Russian journalist and opposition activist Vladimir Kara-Murza is seriously ill after allegedly being poisoned.
The 34-year-old was admitted to hospital in Moscow after a sharp drop in blood pressure and lost consciousness.
Initial symptoms indicated that he could have been poisoned, doctors told Vadim Prokhorov, a lawyer for the RPR Parnas opposition party, reported Kommersant.
Kara-Murza is a director of the Open Russia Foundation, an organisation founded by oligarch and Putin critic Mikhail Khodorokovsky to promote civil society in Russia, and a council member of the RPR Parnas, which was led by anti-Kremlin politician Boris Nemtsov before his murder in February.
"Vladimir Kara-Murza Jr. has been in severe condition since yesterday. A diagnosis is not clear yet. We do what we can," the Khodorkovsky Center, the umbrella organisation of the Open Russia Foundation, tweeted.

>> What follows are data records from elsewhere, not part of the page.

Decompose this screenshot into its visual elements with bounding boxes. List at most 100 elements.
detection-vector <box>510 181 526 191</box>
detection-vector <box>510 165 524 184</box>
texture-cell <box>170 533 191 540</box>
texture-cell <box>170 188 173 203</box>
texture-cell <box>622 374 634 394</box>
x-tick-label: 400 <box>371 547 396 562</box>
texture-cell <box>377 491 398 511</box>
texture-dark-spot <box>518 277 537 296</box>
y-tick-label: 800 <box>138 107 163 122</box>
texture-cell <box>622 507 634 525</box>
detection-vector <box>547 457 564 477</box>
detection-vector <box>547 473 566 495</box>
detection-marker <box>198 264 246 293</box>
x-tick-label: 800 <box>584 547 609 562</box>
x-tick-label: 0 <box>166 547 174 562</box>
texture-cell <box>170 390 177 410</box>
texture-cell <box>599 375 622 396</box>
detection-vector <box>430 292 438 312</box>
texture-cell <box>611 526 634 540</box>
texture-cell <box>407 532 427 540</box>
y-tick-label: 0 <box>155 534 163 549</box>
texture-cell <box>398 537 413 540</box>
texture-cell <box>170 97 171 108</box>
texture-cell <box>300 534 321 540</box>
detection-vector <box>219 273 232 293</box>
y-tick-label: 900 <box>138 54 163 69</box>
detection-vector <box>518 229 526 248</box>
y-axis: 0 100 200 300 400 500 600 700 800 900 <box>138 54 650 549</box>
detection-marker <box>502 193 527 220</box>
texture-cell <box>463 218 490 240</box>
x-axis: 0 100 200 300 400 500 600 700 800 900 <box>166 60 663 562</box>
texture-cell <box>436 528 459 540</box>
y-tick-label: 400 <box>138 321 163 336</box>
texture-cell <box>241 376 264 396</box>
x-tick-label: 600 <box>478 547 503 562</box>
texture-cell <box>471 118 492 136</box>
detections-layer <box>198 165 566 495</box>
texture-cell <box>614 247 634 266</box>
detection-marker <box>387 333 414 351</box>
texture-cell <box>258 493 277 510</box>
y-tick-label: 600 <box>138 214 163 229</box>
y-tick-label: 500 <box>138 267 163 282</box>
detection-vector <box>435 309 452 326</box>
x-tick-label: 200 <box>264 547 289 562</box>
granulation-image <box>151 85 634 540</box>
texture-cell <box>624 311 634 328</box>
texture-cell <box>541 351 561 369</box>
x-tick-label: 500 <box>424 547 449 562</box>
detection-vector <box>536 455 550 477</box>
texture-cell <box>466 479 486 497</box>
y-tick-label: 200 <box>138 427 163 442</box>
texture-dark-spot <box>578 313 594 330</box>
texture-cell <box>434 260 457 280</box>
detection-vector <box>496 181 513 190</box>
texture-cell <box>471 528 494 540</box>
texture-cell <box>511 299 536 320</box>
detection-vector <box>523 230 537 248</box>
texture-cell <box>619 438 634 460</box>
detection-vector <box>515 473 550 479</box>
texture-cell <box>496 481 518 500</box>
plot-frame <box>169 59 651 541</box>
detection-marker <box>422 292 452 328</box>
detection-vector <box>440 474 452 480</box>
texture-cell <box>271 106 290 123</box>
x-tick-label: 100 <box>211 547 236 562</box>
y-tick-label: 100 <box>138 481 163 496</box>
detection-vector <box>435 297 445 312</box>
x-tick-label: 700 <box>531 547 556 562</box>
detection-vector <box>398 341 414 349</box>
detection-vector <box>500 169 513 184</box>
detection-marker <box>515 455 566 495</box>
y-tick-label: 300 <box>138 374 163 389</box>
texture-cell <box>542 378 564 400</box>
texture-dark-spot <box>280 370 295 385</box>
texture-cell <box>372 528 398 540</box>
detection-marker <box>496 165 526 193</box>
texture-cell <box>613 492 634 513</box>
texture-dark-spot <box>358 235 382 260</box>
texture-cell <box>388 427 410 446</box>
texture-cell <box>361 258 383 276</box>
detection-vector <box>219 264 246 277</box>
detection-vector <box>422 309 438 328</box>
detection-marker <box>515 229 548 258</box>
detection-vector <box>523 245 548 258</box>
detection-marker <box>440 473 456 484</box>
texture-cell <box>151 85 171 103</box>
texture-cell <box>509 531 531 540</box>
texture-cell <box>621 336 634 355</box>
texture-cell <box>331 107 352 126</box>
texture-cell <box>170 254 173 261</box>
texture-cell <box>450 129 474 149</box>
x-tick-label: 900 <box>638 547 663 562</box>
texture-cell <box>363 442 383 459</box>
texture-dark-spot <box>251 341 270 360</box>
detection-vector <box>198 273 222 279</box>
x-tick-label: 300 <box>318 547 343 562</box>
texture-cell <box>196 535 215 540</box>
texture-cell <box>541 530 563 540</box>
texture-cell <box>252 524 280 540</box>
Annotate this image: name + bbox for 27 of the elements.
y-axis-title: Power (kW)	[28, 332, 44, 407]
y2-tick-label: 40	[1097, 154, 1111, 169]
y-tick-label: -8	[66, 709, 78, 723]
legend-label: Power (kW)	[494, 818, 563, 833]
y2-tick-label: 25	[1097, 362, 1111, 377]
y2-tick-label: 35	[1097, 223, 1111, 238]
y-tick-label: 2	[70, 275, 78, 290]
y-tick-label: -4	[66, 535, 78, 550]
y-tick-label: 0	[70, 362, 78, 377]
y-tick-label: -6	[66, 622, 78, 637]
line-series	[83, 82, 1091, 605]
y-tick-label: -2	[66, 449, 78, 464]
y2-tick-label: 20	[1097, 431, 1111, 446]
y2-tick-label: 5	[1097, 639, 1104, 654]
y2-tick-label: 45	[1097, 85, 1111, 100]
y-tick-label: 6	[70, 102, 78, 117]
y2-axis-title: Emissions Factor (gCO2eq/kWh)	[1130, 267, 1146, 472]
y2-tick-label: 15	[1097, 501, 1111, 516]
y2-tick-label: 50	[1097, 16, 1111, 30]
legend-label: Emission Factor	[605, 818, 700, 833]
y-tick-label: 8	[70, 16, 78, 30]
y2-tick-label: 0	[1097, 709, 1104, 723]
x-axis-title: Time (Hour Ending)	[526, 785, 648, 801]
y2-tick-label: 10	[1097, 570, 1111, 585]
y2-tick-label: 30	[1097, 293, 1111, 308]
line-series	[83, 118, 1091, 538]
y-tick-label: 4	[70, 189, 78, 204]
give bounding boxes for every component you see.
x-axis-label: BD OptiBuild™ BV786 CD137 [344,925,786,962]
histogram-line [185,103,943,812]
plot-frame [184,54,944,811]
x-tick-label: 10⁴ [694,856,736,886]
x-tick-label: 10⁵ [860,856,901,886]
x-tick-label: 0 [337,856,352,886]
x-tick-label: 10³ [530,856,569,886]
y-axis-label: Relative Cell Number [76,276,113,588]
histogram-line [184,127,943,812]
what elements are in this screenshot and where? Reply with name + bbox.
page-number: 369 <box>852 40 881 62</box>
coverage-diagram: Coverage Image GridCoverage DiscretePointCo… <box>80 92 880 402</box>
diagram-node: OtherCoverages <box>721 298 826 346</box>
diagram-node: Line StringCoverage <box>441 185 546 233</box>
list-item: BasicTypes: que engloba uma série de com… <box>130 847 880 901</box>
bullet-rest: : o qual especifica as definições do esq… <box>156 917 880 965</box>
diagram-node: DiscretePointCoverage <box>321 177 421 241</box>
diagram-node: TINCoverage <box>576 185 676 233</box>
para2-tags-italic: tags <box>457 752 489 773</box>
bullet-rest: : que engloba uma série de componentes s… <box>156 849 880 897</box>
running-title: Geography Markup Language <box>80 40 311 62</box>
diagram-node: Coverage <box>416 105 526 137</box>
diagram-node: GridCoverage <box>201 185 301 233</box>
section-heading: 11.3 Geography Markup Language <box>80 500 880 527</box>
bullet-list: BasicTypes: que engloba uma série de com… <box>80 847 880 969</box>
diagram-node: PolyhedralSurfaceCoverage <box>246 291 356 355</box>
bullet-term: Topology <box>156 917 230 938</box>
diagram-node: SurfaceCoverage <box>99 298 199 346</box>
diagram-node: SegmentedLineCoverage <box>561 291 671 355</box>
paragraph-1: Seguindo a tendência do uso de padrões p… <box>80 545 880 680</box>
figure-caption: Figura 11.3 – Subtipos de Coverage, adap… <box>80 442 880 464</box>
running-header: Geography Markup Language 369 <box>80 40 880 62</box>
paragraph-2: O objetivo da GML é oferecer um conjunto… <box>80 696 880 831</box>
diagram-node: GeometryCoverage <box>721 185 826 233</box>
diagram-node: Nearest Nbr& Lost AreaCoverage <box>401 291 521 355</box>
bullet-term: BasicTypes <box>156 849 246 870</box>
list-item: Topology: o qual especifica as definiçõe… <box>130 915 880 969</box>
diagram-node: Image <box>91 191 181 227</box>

Kara-Murza's father told Kommersant that a diagnosis of poisoning was premature, and that his son may have become ill after having an allergic reaction to food, or because of irregular meals and not enough sleep.
He said his son was at the Russian Legal Information Agency, a state-owned news agency, when he fell ill and was taken by ambulance to hospital.
The Open Russia Foundation this week released a documentary about Chechen leader Ramzan Kadyrov, alleging complicity in widespread human rights abuses, corruption and the fact that he presides over a personal army of 80,000 fighters. In response, Kadyrov released a video of himself firing an assault rifle, which some interpreted as a threat to those who made the film.
Kadyrov is suspected being linked to the death of Nemtsov, who was shot dead on a Moscow bridge within sight of the Kremlin.
Kara-Murza was also involved in writing a report on Russia's involvement in the war in east Ukraine, which was started by Nemtsov but left unfinished after his murder.